Por que a gente mata tantos deuses em jogos japoneses? Eles tem alguma aversão a religiões e isso se reflete em seus jogos? E como isso acontece de fato nos jogos?

Como acontece o deicídio em alguns jogos japoneses famosos

Matar deuses não é algo único de games japoneses, mas é com certeza mais comum. Começando pelos JRPGs, temos o exemplo mais famoso, a saga Final Fantasy. De Kafka, Garlomond até Sephiroth, a maioria dos antagonistas da série inspiram em ser algo maior do que são para redefinir o mundo a sua vontade individual, e são derrotados pela força coletiva de um grupo de jovens de histórias e poderes diversos.

Não só em JRPGs, jogos de terror como Silent Hill também mostram os horrores que a religião, principalmente o fanatismo, trazem para a vida do protagonista e o mundo em questão. O culto que existe dentro do jogo está disposto a dar vida a mais diversas abominações e torturar psicologicamente os protagonistas Harry (SH1) ou Heather (SH3) para trazer ao mundo o seu “paraíso”, custe o que custar. Apesar de não ser a força coletiva, mas sim, de um só protagonista que derrota o “deus” em Silent Hill, ainda assim permanece o tema de um culto, ou vilão, querer impor sua vontade ao resto do mundo.

“Mas um Deus nascido pelo ódio jamais criaria um paraíso perfeito!”

O “deicídio” e a vilanização da religião podem acontecer de forma mais sútil como alguns Final Fantasys, empregando somente mensagens visuais ou usando a palavra “deus” como um ser de imenso poder mas não associando a nenhuma religião existente, ou pode ter uma organização religiosa explicita como vilã, em casos como o que ocorre em jogos como Silent Hill e Final Fantasy X.

Wakka: Se mantermos a fé nos ensinamentos de Yevon, isso vai sumir um dia!

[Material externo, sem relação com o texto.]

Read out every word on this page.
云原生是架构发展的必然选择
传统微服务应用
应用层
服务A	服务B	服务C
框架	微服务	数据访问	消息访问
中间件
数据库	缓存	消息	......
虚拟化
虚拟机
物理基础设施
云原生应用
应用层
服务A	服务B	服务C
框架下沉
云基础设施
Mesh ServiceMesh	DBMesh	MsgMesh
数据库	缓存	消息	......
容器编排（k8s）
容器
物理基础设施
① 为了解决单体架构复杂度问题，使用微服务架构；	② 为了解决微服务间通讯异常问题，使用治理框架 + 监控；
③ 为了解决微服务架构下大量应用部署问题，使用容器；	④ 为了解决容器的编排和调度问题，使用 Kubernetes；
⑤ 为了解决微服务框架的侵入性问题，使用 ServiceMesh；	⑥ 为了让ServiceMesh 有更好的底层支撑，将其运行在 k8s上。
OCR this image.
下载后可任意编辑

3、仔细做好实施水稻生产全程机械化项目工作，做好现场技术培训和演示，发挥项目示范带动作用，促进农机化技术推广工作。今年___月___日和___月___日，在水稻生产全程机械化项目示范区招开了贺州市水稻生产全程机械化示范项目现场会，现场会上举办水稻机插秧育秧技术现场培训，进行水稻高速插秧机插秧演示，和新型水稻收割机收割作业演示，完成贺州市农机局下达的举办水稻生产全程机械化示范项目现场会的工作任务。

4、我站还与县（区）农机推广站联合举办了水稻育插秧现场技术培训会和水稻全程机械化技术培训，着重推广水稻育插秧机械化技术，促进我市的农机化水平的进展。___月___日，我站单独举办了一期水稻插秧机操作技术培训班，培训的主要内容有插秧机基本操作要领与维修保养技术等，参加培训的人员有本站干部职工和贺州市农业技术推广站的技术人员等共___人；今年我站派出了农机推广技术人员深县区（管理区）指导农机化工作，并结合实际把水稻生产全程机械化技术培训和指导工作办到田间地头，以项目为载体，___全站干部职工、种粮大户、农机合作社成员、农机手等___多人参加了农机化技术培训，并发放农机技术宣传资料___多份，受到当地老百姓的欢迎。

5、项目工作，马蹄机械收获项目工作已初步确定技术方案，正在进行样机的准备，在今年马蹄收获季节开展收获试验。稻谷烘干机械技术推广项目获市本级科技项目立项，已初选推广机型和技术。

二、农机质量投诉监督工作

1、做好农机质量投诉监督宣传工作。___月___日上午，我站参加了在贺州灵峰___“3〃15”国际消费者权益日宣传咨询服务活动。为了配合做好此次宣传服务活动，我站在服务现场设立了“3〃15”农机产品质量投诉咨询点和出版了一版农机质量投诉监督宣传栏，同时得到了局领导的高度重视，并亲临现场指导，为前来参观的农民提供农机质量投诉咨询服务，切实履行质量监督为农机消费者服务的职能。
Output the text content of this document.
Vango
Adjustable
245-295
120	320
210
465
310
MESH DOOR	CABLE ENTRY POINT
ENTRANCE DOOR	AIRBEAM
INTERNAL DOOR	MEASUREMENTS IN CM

Em FF-X a história acontece nos país fictício de Spira, que vive sendo aterrorizada pelo monstro gigante chamado Sihn (parecido com inglês, Sin, de pecado) e o que mantêm a cidade junta e supostamente protegida é a igreja de Yevon, que comanda a população como um sistema teocrático. Por Sihn ser uma ameaça real, a religião Yevon, consegue manter o seu poder, uma vez que a mesma diz que o monstro só será derrotado quando a população seguir fielmente os ensinamentos da igreja. O nome Yevon seria de um antigo imperador que sacrificava civis por poder e acabou se tornando o monstro Sihn, que destruía áreas com população alta e de tecnologia avançada, para que as pessoas o venerassem por medo. Desde então, o resto da população sobrevivente criou a religião com o nome de Yevon, rejeitando todo tipo de avanço tecnológico, pois acreditavam que isso ia evitar de serem destruídos pelo monstro. Tudo isso acontece antes dos eventos do jogo em sí, e o jogador descobre sobre os eventos junto com o protagonista Tidus, que não conhece muito sobre a religião e história do local. Até o final do jogo, Tidus e seus amigos descobrem que a igreja de Yevon mentiu para a população, pois a mesma, sabendo da real versão dos fatos, usava de equipamentos da mais alta tecnologia, enquanto o resto do mundo sofria com a falta dela.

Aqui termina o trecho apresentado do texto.